Amir Fatehullah Shirazi, Mirza Abdur Rahim Khan Khana, Mullah Ahmad, Qasim Beg, Shaikh Munnavvar, Naqib Khan, Abdul Qadir Badauni, Haji Ibrahim Sarhindi, Shaikh Sultan, Faizi, Abul Fazl, Maulana Sheri etc. did the work of translation.
Of the renowned composition of the historical literature in Persian in Akbar’s time were Abul Fazl’s Ain-i-Akbari, and Akbar-Nama ; Nizam-ud-din Ahmad’s Tabqat-i- Akbari, Gulbadan Begum’s Humayun-Nama, Abbas Sarwani’s Tohfa-i-Akbar Shahi alias Tarikh-i-Sher Shahi and Jauhar’s Tazkirat-ul-Waqayat ; other works were Abdul Qadir Badauni’s Muntakhab-ul-Tawarikh, Faizi Sarhend’s Akbar-Nama etc.
Akbar’s reign was also a golden age of Hindi poetry. Many first-rate Hindi poets produced Hindi poetical works which became classics. The most notable of the Hindi poets were Sur Das, Tulsi Das, Abdur Rahim Khan Khana, Ras Khan, Birbar, Tulsi Das produced several works of high standard the most important and popular of which is Ramcharit-manas.
His other important work is Vinaya Patrika. Sur Das’s important work is Sur Sagar. It is supposed that Sur Das was one of the court poets of Akbar, his father Ram Das was also Akbar’s court poet. Muslim poet of Hindi, Ras Khan was a worshipper of Lord Krishna and a friend of Tulsi Das. He was responsible for a large number of first-rate Hindi poems.
Akbar was a lover of painting. He believed that painting far from making a person irreligious turns him to God. Like the Persian emperors of the Safavi dynasty Akbar liberally patronised painting disregarding the injunctions of Quran.
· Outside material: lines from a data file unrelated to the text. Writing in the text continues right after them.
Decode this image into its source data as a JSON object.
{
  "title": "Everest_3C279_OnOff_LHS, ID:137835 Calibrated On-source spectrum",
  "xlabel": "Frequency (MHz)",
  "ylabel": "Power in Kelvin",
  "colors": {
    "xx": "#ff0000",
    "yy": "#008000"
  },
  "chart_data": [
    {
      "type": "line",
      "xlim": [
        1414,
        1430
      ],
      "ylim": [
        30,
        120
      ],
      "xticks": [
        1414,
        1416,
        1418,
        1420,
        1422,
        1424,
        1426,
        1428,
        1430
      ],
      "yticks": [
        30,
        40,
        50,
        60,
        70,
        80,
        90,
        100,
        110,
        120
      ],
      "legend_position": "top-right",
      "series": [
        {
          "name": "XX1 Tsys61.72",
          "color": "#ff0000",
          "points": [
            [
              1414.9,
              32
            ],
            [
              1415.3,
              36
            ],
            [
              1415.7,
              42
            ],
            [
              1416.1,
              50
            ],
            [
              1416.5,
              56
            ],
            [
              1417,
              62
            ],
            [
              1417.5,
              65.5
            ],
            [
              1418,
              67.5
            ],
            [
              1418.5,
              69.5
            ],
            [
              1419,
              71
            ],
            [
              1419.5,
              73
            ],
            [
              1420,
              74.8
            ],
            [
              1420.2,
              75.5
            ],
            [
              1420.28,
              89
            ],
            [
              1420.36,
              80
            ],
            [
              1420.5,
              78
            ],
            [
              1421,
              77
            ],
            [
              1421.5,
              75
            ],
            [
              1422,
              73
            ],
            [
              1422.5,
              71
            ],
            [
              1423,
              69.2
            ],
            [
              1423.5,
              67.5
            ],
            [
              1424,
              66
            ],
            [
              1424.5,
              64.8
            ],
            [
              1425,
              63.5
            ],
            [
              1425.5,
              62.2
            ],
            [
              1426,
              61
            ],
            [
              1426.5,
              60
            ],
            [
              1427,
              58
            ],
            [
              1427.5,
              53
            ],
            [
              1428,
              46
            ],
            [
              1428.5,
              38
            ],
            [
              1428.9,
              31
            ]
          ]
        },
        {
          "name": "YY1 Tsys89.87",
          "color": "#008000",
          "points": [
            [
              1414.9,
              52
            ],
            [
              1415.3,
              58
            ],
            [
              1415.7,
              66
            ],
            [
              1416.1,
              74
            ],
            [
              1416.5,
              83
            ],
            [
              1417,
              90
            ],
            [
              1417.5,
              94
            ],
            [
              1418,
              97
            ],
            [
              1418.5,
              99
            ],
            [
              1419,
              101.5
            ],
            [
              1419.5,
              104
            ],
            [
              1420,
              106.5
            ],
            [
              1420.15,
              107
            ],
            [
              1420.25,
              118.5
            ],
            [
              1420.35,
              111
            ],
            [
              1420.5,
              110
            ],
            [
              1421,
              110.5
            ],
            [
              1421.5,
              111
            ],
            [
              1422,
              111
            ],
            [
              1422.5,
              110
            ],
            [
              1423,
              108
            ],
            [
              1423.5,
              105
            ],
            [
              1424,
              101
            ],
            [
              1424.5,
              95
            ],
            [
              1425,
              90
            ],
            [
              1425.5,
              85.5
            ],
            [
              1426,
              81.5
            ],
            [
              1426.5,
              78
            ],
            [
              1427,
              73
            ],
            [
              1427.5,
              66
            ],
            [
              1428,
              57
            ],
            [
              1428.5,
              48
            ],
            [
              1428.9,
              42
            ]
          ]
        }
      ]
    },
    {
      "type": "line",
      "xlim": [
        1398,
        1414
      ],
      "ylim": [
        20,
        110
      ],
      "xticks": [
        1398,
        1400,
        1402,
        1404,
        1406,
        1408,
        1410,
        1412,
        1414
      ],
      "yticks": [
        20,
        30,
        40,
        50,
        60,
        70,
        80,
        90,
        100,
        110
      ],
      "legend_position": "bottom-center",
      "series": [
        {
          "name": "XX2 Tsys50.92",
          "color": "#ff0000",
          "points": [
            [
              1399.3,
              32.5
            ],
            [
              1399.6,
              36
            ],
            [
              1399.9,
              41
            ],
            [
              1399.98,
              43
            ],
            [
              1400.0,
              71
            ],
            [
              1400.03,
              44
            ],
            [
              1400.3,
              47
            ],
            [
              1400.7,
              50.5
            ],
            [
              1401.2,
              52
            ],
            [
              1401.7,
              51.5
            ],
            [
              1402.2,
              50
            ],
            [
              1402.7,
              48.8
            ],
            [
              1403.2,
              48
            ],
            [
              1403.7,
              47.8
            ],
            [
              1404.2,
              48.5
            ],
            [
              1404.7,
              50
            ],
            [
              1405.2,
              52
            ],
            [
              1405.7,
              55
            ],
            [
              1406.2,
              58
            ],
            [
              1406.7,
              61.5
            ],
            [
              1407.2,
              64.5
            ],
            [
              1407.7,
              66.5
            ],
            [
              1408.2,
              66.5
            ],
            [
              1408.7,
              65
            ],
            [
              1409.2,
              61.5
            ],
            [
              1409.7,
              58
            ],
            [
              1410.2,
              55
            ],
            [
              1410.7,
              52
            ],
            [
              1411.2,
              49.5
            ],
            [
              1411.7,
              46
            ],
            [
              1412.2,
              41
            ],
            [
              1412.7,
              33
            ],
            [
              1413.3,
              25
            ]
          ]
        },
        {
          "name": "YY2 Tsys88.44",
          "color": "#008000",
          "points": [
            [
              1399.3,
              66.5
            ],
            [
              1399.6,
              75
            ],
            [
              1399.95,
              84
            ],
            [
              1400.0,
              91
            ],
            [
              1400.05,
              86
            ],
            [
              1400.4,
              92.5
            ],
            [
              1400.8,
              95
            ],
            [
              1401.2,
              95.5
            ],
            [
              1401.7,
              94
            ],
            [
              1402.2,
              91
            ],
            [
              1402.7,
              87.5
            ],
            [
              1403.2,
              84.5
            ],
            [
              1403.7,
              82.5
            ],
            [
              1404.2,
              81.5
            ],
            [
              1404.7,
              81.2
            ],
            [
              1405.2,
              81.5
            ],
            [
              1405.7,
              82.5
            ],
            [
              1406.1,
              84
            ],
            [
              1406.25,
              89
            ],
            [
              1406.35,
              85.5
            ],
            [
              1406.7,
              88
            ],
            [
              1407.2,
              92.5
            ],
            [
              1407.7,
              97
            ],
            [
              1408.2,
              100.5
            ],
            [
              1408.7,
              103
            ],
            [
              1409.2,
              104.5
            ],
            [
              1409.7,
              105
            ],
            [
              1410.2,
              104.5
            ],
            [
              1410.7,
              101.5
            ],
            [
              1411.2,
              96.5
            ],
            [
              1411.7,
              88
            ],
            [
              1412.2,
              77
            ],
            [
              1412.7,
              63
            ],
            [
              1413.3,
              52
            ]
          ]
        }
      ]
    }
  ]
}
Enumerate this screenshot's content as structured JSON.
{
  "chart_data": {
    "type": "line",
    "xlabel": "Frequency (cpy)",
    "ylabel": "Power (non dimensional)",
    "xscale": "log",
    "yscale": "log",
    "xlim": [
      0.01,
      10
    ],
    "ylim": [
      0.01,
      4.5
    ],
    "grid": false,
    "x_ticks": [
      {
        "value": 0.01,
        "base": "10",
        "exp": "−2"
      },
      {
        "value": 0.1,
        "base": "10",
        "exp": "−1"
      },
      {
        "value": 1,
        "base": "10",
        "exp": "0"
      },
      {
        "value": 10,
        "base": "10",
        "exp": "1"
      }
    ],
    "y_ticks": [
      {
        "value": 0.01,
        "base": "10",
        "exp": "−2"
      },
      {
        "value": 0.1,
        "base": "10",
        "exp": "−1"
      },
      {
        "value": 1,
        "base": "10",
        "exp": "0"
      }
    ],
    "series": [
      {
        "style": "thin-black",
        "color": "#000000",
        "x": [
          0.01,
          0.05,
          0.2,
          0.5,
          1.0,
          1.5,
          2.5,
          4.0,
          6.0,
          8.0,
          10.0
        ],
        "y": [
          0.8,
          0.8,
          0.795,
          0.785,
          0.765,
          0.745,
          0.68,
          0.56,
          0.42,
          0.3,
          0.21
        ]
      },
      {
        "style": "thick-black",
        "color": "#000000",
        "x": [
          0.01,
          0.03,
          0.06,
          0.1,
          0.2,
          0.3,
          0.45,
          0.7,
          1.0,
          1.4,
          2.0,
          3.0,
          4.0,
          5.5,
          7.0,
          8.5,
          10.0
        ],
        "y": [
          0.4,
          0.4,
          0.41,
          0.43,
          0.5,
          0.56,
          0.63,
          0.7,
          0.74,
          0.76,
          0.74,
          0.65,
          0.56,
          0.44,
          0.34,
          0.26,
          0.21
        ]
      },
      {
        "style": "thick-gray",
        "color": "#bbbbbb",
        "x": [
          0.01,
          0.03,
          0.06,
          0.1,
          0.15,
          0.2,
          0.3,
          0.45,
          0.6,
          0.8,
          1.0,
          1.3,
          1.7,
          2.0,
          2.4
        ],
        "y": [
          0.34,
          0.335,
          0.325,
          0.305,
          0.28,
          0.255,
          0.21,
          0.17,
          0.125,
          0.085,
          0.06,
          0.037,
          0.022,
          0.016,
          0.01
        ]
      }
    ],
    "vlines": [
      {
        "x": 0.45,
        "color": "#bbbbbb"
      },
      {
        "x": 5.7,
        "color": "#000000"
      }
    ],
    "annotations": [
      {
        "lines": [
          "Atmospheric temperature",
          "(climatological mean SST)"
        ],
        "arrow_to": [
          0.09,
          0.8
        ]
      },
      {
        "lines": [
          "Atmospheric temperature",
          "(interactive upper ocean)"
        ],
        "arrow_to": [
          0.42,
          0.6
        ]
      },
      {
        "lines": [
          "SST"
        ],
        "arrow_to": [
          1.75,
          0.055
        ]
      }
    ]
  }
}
Akbar’s patronage attracted a number of painters to his court of whom as many as thirteen were Hindus.
It is interesting to note that two styles—Persian and Indian styles of painting during Akbar’s time got gradually fused into one. Akbar opened a separate department for painting under Khwaja Abdus Samad, one of the best painters of his court.
Akbar was an emperor of diverse interests. He was not a literate person but he had a great taste for calligraphy. He appointed many skilled calligraphists in his court. There were eight kinds of calligraphic writings prevalent in Akbar’s time, the eighty variety called Nastaliq which was favoured by Akbar.
From Ain-i-Akbari we know that there were thirty-six top-ranking musicians in Akbar’s court. They were divided into seven groups; each group was to entertain the emperor on one day of the week. Akbar, early in his reign sent for Tansen the notable musician from Rewa and gave him a position of great honour in his court. According to Abul Fazl “a singer like him had not been in India for the last thousand years.”
Tansen received training in a school founded by Raja Man Singh Tomar at Gwalior. He is said to have invented a number of ragas. Baba Ram Das was next to Tansen. Another equally famous singer was Baba Hari Das.
Akbar by virtue of his rare personality, force of character, his achievements and lofty ideas occupies a place in the history of India which shines in its own brilliance making him forever as the first national emperor of medieval India. His high sense of patriotism, intellectual superiority and his liberal attitude to religion and his principle of universal toleration entitle him to a lofty place among the kings and emperors of all countries and of all time.